Lighthouse Trail by Singapore Heritage Fest2014
A while back during the Singapore Heritage Festival 2014, National Heritage Board opened up free tours to visit the Raffles Lighthouse on Pulau Satumu which is usually off limit to the public. As part of the itinerary, we had a chance to sail by Sultan Shoal Lighthouse which I didn’t even know existed!
Due to overwhelming response, the good people at National Heritage Board organized more tours to ensure all individuals who tried registering in the middle of the night get to go!
Even though it is a free tour, it was well organized and a very enjoyable tour. The coach and ferry ride was comfortable and they even provided some light snacks!
We had a nice chat with the lighthouse keeper who shared on their island lifestyle! It is a pretty relaxing job where you get to enjoy an entire island! Haha.
This is the Raffles Lighthouse! It is so pretty! You will notice that there aren’t any photos which is taken from afar as there is this red communication tower on the side of the island and it is of high security! We were not allowed to take or post any pictures of the communication tower!
During the tour, we had a chance to walk around the island and enjoy the sea breeze!
On the island, there is also a small museum which holds some of the artifacts and story of the lighthouse. The highlight of the trip is when we were given the rare access to go up the Lighthouse!
This is the view from the top! From the lighthouse, we were able to see Pulau Senang. We were lucky to have bumped into a retiree participant who were sharing his experience on the days back in the 60s in Pulau Senang. If you look hard enough or with a binoculars, you can still some buildings on the island.
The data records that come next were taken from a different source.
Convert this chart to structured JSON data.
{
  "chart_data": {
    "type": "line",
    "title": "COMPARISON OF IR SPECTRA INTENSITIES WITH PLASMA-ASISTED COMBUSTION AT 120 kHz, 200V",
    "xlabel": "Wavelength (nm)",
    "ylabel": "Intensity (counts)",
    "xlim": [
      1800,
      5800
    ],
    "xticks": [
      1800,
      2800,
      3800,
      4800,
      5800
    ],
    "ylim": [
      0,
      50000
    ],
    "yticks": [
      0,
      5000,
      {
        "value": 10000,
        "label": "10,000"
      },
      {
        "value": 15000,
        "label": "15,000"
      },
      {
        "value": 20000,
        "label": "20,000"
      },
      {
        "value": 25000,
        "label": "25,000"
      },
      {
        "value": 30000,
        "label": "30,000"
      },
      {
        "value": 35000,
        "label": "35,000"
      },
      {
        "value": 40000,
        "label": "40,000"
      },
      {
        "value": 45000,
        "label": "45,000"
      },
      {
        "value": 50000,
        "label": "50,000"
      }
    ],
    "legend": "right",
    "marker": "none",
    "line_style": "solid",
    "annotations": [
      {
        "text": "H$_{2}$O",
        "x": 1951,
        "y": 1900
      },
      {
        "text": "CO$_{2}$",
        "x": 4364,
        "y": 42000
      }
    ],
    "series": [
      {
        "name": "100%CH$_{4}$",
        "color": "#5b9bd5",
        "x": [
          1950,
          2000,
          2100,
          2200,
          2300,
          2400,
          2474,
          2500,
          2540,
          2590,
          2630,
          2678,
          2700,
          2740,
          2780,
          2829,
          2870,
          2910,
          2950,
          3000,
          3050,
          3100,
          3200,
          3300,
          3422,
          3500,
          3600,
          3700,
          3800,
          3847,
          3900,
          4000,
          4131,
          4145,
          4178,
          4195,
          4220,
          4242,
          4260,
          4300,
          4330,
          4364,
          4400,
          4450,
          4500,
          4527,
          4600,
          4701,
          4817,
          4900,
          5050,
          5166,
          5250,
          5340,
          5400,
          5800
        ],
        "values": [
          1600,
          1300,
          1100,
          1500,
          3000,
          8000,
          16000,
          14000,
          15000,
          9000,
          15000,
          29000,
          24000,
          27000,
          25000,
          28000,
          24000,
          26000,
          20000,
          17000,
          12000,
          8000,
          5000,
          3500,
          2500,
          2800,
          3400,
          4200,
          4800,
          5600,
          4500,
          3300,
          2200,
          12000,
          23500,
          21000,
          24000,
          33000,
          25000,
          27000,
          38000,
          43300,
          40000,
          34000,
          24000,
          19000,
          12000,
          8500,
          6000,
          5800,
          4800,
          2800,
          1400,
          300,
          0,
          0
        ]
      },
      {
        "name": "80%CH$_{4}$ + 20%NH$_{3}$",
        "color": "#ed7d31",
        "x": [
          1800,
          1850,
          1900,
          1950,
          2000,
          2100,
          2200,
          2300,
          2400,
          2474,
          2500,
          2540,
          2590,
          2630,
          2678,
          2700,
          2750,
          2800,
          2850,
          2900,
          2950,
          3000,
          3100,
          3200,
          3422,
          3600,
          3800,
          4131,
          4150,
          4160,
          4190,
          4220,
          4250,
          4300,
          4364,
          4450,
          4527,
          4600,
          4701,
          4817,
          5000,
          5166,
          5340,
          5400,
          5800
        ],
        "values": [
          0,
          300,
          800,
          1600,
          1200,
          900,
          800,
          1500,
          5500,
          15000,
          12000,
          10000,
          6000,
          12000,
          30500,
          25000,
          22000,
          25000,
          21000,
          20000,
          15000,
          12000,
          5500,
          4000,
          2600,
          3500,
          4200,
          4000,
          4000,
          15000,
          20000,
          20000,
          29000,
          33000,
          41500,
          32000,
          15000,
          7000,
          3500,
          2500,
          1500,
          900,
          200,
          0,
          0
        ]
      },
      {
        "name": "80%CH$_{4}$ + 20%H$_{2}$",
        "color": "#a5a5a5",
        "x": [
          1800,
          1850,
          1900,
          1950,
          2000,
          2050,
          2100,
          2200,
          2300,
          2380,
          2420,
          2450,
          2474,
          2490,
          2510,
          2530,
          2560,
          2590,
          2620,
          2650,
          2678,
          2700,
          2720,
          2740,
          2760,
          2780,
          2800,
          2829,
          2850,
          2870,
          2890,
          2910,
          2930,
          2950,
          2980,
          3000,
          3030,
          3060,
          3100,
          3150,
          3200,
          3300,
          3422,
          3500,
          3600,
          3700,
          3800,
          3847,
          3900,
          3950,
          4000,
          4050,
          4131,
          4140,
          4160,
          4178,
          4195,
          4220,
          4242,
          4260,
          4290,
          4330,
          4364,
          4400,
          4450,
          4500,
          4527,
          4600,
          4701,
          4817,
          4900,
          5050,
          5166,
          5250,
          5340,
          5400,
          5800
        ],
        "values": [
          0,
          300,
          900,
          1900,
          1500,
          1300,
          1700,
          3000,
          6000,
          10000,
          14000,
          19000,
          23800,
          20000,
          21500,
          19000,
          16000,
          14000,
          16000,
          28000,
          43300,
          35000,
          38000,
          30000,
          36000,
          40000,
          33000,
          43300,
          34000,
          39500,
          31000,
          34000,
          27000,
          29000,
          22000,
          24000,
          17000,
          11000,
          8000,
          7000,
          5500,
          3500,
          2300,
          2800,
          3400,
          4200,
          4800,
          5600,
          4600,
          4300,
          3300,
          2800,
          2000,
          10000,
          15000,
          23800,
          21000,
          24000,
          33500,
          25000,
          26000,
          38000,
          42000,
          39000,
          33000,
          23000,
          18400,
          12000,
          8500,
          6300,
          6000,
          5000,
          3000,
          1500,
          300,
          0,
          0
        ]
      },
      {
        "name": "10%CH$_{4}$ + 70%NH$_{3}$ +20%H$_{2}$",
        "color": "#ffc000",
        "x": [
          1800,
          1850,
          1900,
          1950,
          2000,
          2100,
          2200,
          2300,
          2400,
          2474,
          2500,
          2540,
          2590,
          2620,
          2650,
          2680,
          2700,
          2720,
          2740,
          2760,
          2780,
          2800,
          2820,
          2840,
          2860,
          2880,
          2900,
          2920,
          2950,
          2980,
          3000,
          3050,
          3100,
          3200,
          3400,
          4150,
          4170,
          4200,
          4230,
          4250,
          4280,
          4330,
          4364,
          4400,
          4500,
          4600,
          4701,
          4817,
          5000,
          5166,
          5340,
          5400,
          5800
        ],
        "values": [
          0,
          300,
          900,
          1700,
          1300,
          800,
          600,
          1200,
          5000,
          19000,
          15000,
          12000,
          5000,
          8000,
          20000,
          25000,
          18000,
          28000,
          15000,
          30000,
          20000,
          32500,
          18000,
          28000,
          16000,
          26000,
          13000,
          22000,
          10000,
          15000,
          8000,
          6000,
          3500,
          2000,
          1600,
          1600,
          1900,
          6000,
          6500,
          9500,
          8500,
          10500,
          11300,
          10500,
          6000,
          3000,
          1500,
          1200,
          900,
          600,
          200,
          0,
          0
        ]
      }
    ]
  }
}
Unknown to many of our generation, Pulau Senang has a dark history. I was very intrigued by the story and decided to do some digging in Google. Here are some interesting history of Pulau Senang
“Pulau Senang was a penal experiment where prisoners were allowed to roam freely on the island. It was thought that detainees could be reformed through manual labour.
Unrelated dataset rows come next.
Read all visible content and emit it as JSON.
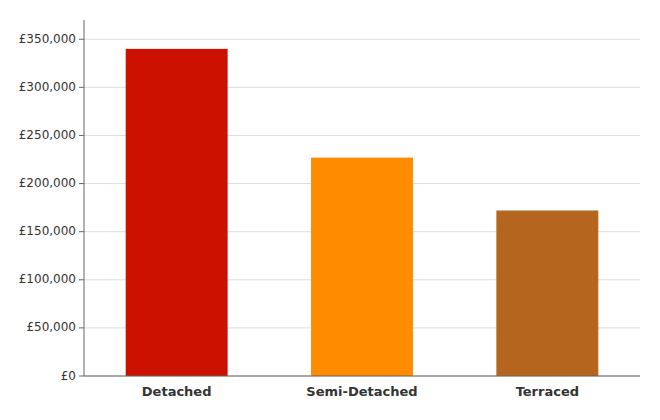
{
  "chart_data": {
    "type": "bar",
    "categories": [
      "Detached",
      "Semi-Detached",
      "Terraced"
    ],
    "values": [
      340000,
      227000,
      172000
    ],
    "colors": [
      "#cc1100",
      "#ff8c00",
      "#b5651d"
    ],
    "ylim": [
      0,
      370000
    ],
    "yticks": [
      {
        "value": 0,
        "label": "£0"
      },
      {
        "value": 50000,
        "label": "£50,000"
      },
      {
        "value": 100000,
        "label": "£100,000"
      },
      {
        "value": 150000,
        "label": "£150,000"
      },
      {
        "value": 200000,
        "label": "£200,000"
      },
      {
        "value": 250000,
        "label": "£250,000"
      },
      {
        "value": 300000,
        "label": "£300,000"
      },
      {
        "value": 350000,
        "label": "£350,000"
      }
    ],
    "grid": true
  }
}
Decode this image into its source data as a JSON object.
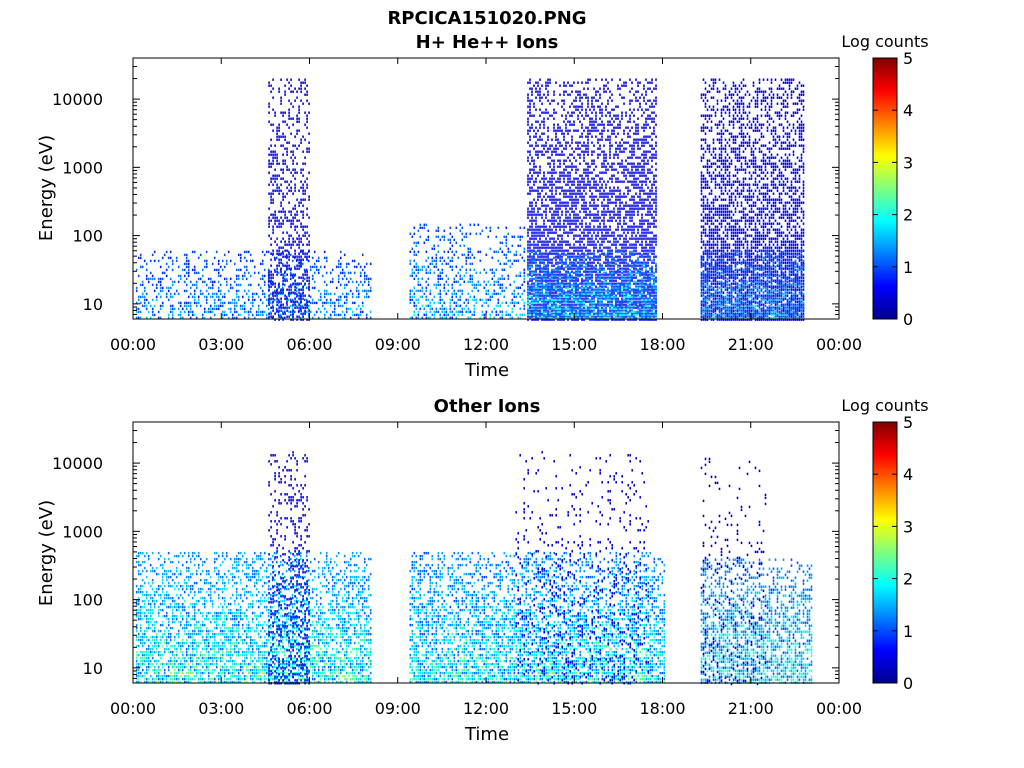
{
  "chart_data": [
    {
      "type": "heatmap",
      "title": "RPCICA151020.PNG",
      "subtitle": "H+ He++ Ions",
      "xlabel": "Time",
      "ylabel": "Energy (eV)",
      "x_ticks": [
        "00:00",
        "03:00",
        "06:00",
        "09:00",
        "12:00",
        "15:00",
        "18:00",
        "21:00",
        "00:00"
      ],
      "y_ticks": [
        "10",
        "100",
        "1000",
        "10000"
      ],
      "yscale": "log",
      "xlim_hours": [
        0,
        24
      ],
      "ylim_eV": [
        6,
        40000
      ],
      "colorbar": {
        "label": "Log counts",
        "ticks": [
          "0",
          "1",
          "2",
          "3",
          "4",
          "5"
        ],
        "range": [
          0,
          5
        ],
        "colormap": "jet"
      },
      "activity": [
        {
          "t0": 0.1,
          "t1": 8.1,
          "emax": 60,
          "level": 1.3,
          "density": 0.45
        },
        {
          "t0": 4.6,
          "t1": 6.0,
          "emax": 20000,
          "level": 0.6,
          "density": 0.55
        },
        {
          "t0": 9.4,
          "t1": 13.3,
          "emax": 150,
          "level": 1.4,
          "density": 0.45
        },
        {
          "t0": 13.4,
          "t1": 17.8,
          "emax": 20000,
          "level": 0.6,
          "density": 0.85
        },
        {
          "t0": 13.4,
          "t1": 17.8,
          "emax": 60,
          "level": 1.6,
          "density": 0.9
        },
        {
          "t0": 19.3,
          "t1": 22.8,
          "emax": 20000,
          "level": 0.6,
          "density": 0.85
        },
        {
          "t0": 19.3,
          "t1": 22.8,
          "emax": 60,
          "level": 1.4,
          "density": 0.9
        }
      ]
    },
    {
      "type": "heatmap",
      "title": "Other Ions",
      "xlabel": "Time",
      "ylabel": "Energy (eV)",
      "x_ticks": [
        "00:00",
        "03:00",
        "06:00",
        "09:00",
        "12:00",
        "15:00",
        "18:00",
        "21:00",
        "00:00"
      ],
      "y_ticks": [
        "10",
        "100",
        "1000",
        "10000"
      ],
      "yscale": "log",
      "xlim_hours": [
        0,
        24
      ],
      "ylim_eV": [
        6,
        40000
      ],
      "colorbar": {
        "label": "Log counts",
        "ticks": [
          "0",
          "1",
          "2",
          "3",
          "4",
          "5"
        ],
        "range": [
          0,
          5
        ],
        "colormap": "jet"
      },
      "activity": [
        {
          "t0": 0.1,
          "t1": 8.1,
          "emax": 500,
          "level": 1.9,
          "density": 0.75
        },
        {
          "t0": 4.6,
          "t1": 6.0,
          "emax": 15000,
          "level": 0.6,
          "density": 0.4
        },
        {
          "t0": 9.4,
          "t1": 18.1,
          "emax": 500,
          "level": 1.8,
          "density": 0.75
        },
        {
          "t0": 13.0,
          "t1": 17.5,
          "emax": 15000,
          "level": 0.5,
          "density": 0.15
        },
        {
          "t0": 19.3,
          "t1": 23.1,
          "emax": 400,
          "level": 1.7,
          "density": 0.75
        },
        {
          "t0": 19.3,
          "t1": 21.5,
          "emax": 12000,
          "level": 0.5,
          "density": 0.12
        }
      ]
    }
  ]
}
The settlement started on 18 May 1960, when 50 detainees arrived with Superintendent Daniel Dutton. Over the next three years, the number of detainees rose to 320, and they transformed the island into an attractive settlement.
Believing that through hard work, the detainees could be reformed. Dutton removed arms from the guards. On 12 July 1963, a group of some 70 to 90 detainees rioted and burned down most of the buildings. They hacked Dutton to death and killed two other officers. 58 people were accused of rioting and murdering Dutton and officers Arumugan Veerasingham and Tan Kok Hian.
Because of the large number of the accused, a special dock had to be constructed for them. The case went to trial on 18 November and lasted an unprecedented 64 days. On 12 March 1964, the seven-member jury found 18 of the accused guilty of murder, 18 guilty of rioting with deadly weapons and 11 guilty of rioting. The remaining 11 accused were acquitted. Those found guilty of murder were sentenced to death, while those found guilty of rioting with deadly weapons were sentenced to three years of imprisonment; the rest to two years of imprisonment.
Most of those involved in the rioting were members of secret societies who were detained without trial and had no hope of leaving the island. As a result of the riots, the penal experiment came to an abrupt end.”
More details of the history of Pulau Senang can be found here. Definitely an interesting read to learn more about Singapore!
We enjoyed ourselves in this tour and am looking forward to more of such tours in the future!